Murder on the Orient Express

What better way to follow-up Sydney Lumet’s Making Movies (and to celebrate his 90th birthday) than with one of his biggest movies: Murder on the Orient Express, a film so star-studded, you could enjoy a real train ride from Istanbul to Yugoslavia in the time it takes to get through the opening credits. You’ve got Sean Connery, Ingrid Bergman, and Lauren Bacall as just a few of the dozen suspects caught up in a murder mystery on rails, with Albert Finney sussing out the perpetrator as Agatha Christie’s fastidious Hercule Poirot.

It’s the makings of a smash when looking at the talent above line or below, but the reasons why Orient Express doesn’t seem to be one of Lumet’s better remembered works are pretty self-evident. Though packed wall-to-wall with notable actors from both stage and screen (a great anecdote from Making Movies has Lumet recalling how the actors sometimes mumbled during rehearsal due to feeling intimidated by their cross-form counterparts), there’s not a lot of time for development of a cast this large into anything more than a gaggle of suspects (I love Ingrid Bergman [who doesn’t?], but how she got an Oscar for about 5 minutes worth of screen time is the real mystery).

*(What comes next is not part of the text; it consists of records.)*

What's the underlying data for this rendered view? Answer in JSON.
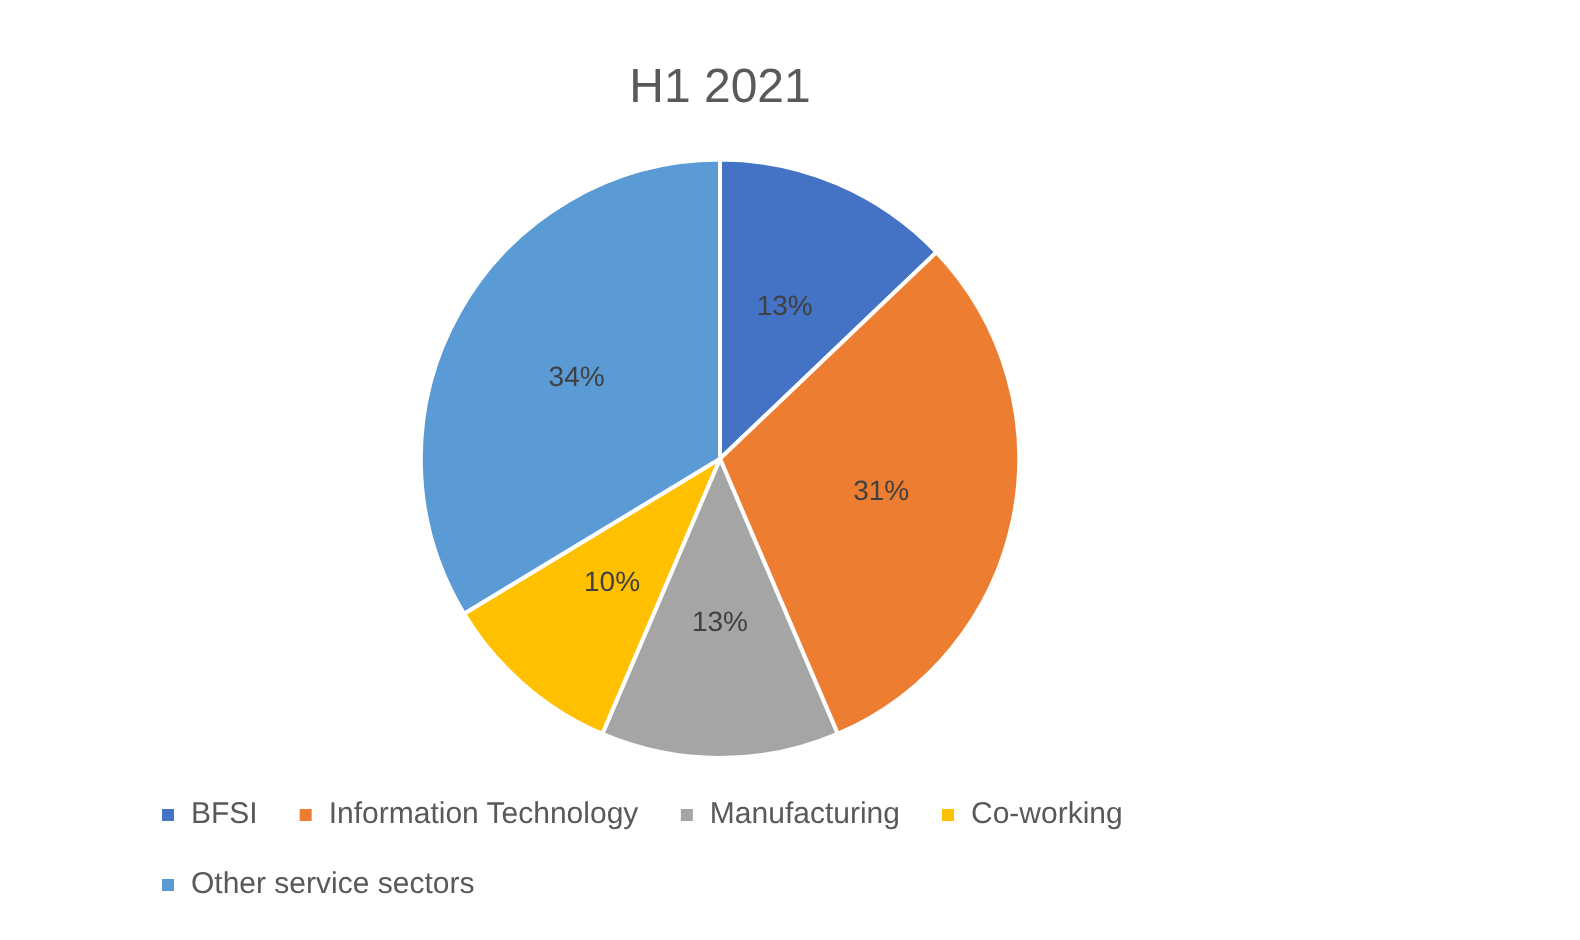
{
  "chart_data": {
    "type": "pie",
    "title": "H1 2021",
    "categories": [
      "BFSI",
      "Information Technology",
      "Manufacturing",
      "Co-working",
      "Other service sectors"
    ],
    "values": [
      13,
      31,
      13,
      10,
      34
    ],
    "colors": [
      "#4472c4",
      "#ed7d31",
      "#a5a5a5",
      "#ffc000",
      "#5b9bd5"
    ],
    "value_labels": [
      "13%",
      "31%",
      "13%",
      "10%",
      "34%"
    ],
    "legend": "bottom"
  }
}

The structure of Christie’s story is confining both physically and narratively, as the rotating compartment door of interrogations gets a little tiring after a while. Finney is terrific in the lead, perhaps because, though I’m ashamed to admit it, this was my first experience with detective Poirot. The story lends itself well to reading or live theatre (I can vividly imagine how a stage working of Poirot’s 30-minute explanation of the crime would go), but as a film experience, Lumet gets trapped along with his guests in very tight spaces, adding an element of claustrophobia to the proceedings, but also a cheap staginess (in contrast, the most memorable shots are long tracking sequences that highlight the massive expanse and expense of the Orient Express itself).

The film has to frontload its exposition directly with a newspaper montage that makes for a dry follow-up to the extensive credits, but the final piece, a headline about a dead little girl that glows red like a hot brand, makes for an indelible image. Looking online makes it appear that the film was originally screened in black and white, so I have to wonder if my issues with the mis-en-scene would have been less severe had my viewing not been in colour. Regardless, the actorly wattage of Murder on the Orient Express will carry you through to its surprising and surprisingly morally ambiguous ending, and makes me think I should be spending more time with both Lumet and Mr. Poirot as soon as I can.